This week the Federal Trade Commission (FTC) issued a final order compelling Phusion Projects, the manufacturer of the fruity malt beverage Four Loko, to change its packaging so that consumers will finally know how totally messed up you can get by polishing off an entire 23.5-ounce can. Was there ever any real confusion on this score? Since volume and alcohol content were clearly listed on every can, and since the FTC complained that Phusion Projects blatantly promoted Four Loko as a fast and economical way to get drunk, probably not.

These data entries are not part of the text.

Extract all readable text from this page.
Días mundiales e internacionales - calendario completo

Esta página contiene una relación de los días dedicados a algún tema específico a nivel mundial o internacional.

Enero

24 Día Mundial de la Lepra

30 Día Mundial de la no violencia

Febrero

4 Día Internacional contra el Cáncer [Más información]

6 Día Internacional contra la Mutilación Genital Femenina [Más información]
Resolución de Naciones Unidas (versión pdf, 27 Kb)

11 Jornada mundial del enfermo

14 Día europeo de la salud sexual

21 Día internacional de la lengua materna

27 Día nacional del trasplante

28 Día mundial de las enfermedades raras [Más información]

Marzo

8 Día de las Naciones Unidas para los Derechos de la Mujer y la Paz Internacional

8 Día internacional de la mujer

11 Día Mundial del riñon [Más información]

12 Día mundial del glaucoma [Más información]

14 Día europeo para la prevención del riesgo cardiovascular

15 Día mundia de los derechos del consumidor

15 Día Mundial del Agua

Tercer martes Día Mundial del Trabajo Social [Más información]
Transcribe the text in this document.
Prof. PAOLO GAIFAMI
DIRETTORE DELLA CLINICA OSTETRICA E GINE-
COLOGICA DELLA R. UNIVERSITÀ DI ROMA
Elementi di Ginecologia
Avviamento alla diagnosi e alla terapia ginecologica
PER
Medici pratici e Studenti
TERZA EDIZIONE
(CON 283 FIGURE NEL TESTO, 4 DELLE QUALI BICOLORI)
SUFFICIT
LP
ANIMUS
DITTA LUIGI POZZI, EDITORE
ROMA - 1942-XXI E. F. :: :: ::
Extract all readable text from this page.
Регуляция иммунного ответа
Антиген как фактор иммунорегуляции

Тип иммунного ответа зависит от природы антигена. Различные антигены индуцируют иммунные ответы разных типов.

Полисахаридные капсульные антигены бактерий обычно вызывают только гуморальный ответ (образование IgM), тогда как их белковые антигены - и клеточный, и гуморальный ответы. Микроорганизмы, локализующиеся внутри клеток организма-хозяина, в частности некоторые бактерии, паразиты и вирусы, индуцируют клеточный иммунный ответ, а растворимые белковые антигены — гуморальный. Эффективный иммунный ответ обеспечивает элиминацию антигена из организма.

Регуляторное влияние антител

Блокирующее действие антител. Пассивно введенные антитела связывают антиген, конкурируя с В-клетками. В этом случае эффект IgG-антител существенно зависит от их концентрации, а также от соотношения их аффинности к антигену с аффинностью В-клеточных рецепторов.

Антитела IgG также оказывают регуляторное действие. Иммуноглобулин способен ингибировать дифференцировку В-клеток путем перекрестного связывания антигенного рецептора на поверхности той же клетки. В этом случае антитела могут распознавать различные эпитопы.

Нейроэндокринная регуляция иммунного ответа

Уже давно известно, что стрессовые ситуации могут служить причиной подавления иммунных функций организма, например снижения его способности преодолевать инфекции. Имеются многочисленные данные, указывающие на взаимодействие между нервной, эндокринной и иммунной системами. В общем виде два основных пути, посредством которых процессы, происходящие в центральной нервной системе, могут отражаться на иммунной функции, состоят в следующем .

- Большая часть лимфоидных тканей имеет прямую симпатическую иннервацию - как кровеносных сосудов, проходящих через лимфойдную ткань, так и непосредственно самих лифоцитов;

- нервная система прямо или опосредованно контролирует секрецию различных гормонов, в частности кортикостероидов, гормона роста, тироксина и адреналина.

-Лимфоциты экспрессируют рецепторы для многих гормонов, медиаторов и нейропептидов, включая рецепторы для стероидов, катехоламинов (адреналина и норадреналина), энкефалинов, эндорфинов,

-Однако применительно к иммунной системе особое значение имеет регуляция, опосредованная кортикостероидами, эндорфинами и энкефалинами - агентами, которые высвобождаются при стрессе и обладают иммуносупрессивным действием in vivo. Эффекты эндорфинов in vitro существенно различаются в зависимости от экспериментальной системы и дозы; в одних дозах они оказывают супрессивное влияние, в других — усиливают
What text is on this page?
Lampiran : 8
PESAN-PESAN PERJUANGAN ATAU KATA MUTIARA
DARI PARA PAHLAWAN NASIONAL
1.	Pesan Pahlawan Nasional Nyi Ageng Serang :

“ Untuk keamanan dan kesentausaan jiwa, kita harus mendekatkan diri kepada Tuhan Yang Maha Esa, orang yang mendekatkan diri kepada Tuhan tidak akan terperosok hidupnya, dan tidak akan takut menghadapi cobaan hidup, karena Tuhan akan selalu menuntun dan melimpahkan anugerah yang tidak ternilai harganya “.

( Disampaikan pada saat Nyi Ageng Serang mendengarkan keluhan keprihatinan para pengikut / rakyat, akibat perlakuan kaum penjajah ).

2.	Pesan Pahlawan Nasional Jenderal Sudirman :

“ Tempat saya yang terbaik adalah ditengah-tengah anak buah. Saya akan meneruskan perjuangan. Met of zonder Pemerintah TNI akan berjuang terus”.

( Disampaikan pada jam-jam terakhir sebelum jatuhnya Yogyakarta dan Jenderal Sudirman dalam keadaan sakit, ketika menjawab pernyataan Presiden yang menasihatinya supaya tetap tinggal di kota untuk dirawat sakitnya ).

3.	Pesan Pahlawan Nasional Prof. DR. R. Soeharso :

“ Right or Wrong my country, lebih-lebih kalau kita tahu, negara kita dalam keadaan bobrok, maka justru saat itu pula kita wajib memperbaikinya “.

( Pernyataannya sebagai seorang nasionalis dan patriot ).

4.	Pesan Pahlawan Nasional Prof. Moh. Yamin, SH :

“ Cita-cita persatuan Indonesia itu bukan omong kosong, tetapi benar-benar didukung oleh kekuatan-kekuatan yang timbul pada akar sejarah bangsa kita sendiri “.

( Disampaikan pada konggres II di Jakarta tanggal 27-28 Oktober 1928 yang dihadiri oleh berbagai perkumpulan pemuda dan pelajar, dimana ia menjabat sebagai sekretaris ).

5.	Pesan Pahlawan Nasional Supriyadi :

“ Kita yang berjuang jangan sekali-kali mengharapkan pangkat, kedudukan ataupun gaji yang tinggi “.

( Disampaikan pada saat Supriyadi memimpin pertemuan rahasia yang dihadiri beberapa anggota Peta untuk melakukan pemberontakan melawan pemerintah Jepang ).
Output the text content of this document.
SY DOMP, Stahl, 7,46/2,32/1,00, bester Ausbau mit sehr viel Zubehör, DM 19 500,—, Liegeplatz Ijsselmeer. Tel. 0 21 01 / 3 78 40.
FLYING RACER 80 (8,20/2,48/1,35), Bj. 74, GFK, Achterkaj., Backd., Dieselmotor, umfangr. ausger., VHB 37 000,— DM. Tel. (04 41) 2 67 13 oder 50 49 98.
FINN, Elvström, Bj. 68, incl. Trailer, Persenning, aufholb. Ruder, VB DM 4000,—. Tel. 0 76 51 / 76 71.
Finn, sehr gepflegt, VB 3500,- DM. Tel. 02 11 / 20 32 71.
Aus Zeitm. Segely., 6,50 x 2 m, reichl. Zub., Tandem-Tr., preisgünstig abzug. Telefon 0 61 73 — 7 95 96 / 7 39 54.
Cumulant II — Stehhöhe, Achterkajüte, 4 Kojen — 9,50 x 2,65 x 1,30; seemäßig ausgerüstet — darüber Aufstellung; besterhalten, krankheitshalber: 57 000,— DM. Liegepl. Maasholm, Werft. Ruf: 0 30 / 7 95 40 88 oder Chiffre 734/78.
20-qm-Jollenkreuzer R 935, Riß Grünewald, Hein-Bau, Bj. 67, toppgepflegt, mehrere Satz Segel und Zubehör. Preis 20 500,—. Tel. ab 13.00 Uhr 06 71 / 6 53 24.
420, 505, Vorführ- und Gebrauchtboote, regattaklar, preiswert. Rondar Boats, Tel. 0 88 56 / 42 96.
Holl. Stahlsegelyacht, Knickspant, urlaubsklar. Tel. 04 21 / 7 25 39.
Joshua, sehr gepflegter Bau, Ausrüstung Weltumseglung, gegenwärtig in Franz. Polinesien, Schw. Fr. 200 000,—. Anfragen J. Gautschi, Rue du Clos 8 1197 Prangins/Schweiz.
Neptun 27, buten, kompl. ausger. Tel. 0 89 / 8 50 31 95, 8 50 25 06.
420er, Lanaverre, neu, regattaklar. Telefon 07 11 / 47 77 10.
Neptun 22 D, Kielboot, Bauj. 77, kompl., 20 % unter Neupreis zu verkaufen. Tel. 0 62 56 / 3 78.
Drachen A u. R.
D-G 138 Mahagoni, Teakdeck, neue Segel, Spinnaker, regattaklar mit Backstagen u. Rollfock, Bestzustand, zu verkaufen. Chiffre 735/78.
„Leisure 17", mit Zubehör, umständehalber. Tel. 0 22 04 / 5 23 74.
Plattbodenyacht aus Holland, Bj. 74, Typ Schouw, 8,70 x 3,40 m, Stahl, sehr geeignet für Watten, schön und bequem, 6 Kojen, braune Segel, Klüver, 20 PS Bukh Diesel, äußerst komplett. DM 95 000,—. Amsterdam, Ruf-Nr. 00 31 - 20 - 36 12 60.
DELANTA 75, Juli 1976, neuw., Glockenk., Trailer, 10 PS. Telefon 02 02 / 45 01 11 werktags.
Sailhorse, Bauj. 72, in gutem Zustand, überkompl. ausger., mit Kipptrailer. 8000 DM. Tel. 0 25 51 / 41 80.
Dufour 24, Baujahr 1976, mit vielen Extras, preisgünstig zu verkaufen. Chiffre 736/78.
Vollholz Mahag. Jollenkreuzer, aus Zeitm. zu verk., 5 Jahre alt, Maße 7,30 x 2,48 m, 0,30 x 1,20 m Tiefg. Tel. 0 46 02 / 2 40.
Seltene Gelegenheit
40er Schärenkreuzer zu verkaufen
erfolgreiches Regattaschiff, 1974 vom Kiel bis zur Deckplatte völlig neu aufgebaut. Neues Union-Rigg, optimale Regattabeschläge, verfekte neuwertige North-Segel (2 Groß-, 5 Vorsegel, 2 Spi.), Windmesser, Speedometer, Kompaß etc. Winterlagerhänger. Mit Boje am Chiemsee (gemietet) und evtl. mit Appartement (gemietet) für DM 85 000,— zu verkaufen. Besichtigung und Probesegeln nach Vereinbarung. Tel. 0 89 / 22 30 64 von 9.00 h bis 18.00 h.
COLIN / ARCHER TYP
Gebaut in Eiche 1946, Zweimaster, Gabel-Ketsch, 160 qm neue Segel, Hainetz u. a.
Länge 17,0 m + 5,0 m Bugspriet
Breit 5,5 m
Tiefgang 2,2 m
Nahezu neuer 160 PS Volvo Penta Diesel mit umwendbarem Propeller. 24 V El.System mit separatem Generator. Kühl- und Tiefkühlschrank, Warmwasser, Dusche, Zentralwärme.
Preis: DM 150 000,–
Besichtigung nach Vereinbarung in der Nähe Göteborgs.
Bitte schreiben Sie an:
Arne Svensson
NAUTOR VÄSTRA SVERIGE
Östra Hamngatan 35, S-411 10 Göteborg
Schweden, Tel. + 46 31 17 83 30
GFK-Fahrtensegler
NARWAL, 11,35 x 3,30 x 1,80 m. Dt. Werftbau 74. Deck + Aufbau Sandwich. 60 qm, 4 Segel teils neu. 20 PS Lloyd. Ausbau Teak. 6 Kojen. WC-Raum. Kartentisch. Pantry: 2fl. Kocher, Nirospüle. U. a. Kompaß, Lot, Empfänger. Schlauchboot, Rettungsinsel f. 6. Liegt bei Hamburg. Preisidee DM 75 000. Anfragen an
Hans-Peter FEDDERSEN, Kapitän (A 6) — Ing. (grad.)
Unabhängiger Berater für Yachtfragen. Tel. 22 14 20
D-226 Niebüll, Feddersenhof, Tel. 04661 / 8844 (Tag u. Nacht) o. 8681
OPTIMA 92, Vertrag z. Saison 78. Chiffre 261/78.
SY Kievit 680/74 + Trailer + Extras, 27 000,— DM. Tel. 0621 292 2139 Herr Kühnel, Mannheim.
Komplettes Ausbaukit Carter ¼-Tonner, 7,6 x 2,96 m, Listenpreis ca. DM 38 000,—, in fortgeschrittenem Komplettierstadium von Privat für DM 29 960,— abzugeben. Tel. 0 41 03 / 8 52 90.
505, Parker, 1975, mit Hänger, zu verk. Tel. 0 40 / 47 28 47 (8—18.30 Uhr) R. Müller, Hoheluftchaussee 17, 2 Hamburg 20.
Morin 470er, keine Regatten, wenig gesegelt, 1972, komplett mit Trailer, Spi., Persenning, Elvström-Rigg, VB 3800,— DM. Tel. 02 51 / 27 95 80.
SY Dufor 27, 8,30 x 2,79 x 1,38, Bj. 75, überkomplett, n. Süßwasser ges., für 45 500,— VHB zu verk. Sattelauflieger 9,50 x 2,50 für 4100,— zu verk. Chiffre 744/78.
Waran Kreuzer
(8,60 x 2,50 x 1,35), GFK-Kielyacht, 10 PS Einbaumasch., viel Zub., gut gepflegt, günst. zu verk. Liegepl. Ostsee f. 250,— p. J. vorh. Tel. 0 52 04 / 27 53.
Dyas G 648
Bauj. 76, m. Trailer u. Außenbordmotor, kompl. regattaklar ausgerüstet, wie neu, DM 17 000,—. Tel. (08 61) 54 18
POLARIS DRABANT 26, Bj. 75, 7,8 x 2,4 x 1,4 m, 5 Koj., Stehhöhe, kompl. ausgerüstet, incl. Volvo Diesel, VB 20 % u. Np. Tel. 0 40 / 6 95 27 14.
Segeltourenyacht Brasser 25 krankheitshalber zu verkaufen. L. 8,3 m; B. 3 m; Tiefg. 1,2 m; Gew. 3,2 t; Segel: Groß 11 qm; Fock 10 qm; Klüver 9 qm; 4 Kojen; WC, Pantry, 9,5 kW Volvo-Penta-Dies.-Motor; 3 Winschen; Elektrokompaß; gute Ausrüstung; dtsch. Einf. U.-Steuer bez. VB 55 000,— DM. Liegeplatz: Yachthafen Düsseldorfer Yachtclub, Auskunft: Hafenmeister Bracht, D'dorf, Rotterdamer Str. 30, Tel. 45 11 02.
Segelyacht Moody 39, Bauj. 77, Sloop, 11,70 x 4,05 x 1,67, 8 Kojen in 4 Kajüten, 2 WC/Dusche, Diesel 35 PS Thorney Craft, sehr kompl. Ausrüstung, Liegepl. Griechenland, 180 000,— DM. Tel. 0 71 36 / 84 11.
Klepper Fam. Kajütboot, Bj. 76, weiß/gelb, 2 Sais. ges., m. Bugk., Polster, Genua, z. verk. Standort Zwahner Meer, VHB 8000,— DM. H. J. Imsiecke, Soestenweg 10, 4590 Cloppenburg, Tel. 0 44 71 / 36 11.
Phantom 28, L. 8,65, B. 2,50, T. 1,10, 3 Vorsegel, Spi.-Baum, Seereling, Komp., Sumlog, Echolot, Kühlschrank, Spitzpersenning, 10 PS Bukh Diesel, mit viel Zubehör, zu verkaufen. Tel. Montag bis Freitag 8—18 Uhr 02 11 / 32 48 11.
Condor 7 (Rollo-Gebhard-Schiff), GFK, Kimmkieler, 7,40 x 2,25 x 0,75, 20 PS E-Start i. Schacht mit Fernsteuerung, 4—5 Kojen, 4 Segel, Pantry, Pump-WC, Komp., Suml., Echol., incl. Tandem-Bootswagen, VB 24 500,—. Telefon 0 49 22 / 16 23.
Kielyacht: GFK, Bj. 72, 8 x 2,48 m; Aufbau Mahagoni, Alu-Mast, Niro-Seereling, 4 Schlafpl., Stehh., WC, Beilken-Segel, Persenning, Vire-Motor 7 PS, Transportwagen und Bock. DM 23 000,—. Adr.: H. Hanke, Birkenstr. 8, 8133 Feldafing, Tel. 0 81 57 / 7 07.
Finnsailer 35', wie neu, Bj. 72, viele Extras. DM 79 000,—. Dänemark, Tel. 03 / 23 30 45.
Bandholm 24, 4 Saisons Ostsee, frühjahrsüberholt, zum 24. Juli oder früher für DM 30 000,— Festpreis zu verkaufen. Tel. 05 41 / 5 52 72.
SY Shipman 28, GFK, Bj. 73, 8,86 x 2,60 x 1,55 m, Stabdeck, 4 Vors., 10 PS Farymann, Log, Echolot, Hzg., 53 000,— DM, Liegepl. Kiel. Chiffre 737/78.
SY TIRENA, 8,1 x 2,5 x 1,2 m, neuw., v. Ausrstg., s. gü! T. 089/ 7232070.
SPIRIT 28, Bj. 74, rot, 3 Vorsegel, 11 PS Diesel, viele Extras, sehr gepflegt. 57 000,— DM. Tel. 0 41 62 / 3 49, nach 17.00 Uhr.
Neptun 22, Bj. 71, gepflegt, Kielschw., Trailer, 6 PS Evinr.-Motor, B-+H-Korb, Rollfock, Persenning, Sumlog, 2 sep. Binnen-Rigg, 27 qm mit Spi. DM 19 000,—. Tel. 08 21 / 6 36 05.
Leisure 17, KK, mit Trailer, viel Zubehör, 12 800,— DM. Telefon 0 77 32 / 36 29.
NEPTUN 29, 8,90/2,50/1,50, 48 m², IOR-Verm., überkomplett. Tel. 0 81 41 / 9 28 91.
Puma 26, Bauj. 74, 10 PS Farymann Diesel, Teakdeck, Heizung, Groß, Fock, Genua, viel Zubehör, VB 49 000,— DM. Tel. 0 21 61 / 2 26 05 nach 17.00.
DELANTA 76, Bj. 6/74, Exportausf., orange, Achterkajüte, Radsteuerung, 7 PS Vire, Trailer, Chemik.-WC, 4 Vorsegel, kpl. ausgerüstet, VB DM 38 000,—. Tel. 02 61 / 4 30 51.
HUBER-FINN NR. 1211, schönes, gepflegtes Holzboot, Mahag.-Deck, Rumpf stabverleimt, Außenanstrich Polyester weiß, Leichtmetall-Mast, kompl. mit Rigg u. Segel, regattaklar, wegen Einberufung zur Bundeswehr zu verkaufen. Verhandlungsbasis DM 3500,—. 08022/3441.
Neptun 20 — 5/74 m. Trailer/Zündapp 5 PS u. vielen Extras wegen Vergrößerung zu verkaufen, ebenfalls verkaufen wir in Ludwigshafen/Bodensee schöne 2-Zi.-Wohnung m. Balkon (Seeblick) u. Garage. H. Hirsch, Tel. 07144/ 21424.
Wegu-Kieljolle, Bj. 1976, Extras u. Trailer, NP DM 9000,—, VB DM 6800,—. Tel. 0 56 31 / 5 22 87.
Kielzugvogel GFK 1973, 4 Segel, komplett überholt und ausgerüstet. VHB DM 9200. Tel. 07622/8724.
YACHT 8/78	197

Yet somehow the FTC became convinced that Phusion Projects "represented, expressly or by implication, that a 23.5 oz can of 11% or12% ABV Four Loko contains alcohol equivalent to one or two regular, 12 oz beers." It must have been a pretty subtle implication, because if you look through the FTC's original complaint you will see that the company never said anything to that effect. "We do not agree with the FTC's allegations regarding these issues," Phusion co-founder Jaisen Freeman said in a statement, but "we consider this agreement a practical way to move forward." The main allegation against Freeman's company boils down to this: By putting 23.5 ounces in one "nonresealable" container, Phusion Projects implied that it was OK for one person to consume it all in one sitting, when public health experts tell us you really shouldn't do that.
FTC
A can of Four Loko contains less alcohol than a bottle of Champagne and less alcohol than some big bottles of craft beer. In terms of intoxicating power, it is equivalent to a few cocktails—or, as the FTC prefers to put it, "4.7 regular beers," by which it means beers with an alcohol content of 5 percent. That is an amount people have been known to consume over the course of an evening without any deleterious effects. But let us accept the FTC's premise that no one should be drinking a whole can of Four Loko by himself. How do the packaging changes it has foisted upon Phusion Projects serve to discourage that allegedly reckless practice? First, Four Loko containers henceforth will be resealable, which should be quite effective if the desire to avoid waste, as opposed to the desire to get wasted, is the main reason people drink the entire can. Second, Four Loko containers will carry an "alcohol facts" panel listing, in addition to the volume and strength information that was on the old cans, "servings per container" (4.7) and serving size (five ounces), accompanied by this statement: "According to the U.S. Dietary Guidelines, a serving contains 0.6 ounces of pure alcohol."
Assuming that Four Loko consumers care how many ounces of pure alcohol the federal government deems to be a serving, and assuming they are prepared to do the math required to convert pure alcohol ounces into beverage ounces based on alcoholic strength, that last piece of information will be very useful to them. Likewise "serving size," assuming they are pouring their malt beverage into a measuring cup. As for the declaration that one can is 4.7 servings, one can imagine how it might backfire. As I suggested in Reason last year, advertising that a can of Four Loko is equivalent to five drinks calls further attention to the product's most controversial attraction.
Apparently I was not the only person to think of that. The FTC originally proposed a more prominent statement saying, "This can has as much alcohol as 4.5 regular (12 oz. 5% alc/vol) beers." But Reuters reports that the commission thought better of that idea:
The FTC said it had earlier considered requiring alcohol information on the fronts of cans. But it said some commentators feared this could encourage binge drinking, by promoting Four Loko as "an efficient, inexpensive way to become inebriated."
Solution: Put the same information on the can, but make it so inconspicuous that no one will notice it. This is the FTC's idea of a balanced approach to consumer protection.
The FTC's order is the second federal crackdown on Four Loko. The first, by the Food and Drug Administration, resulted in its decaffeination, through a completely rational, science-based process that I chronicled in Reason two years ago.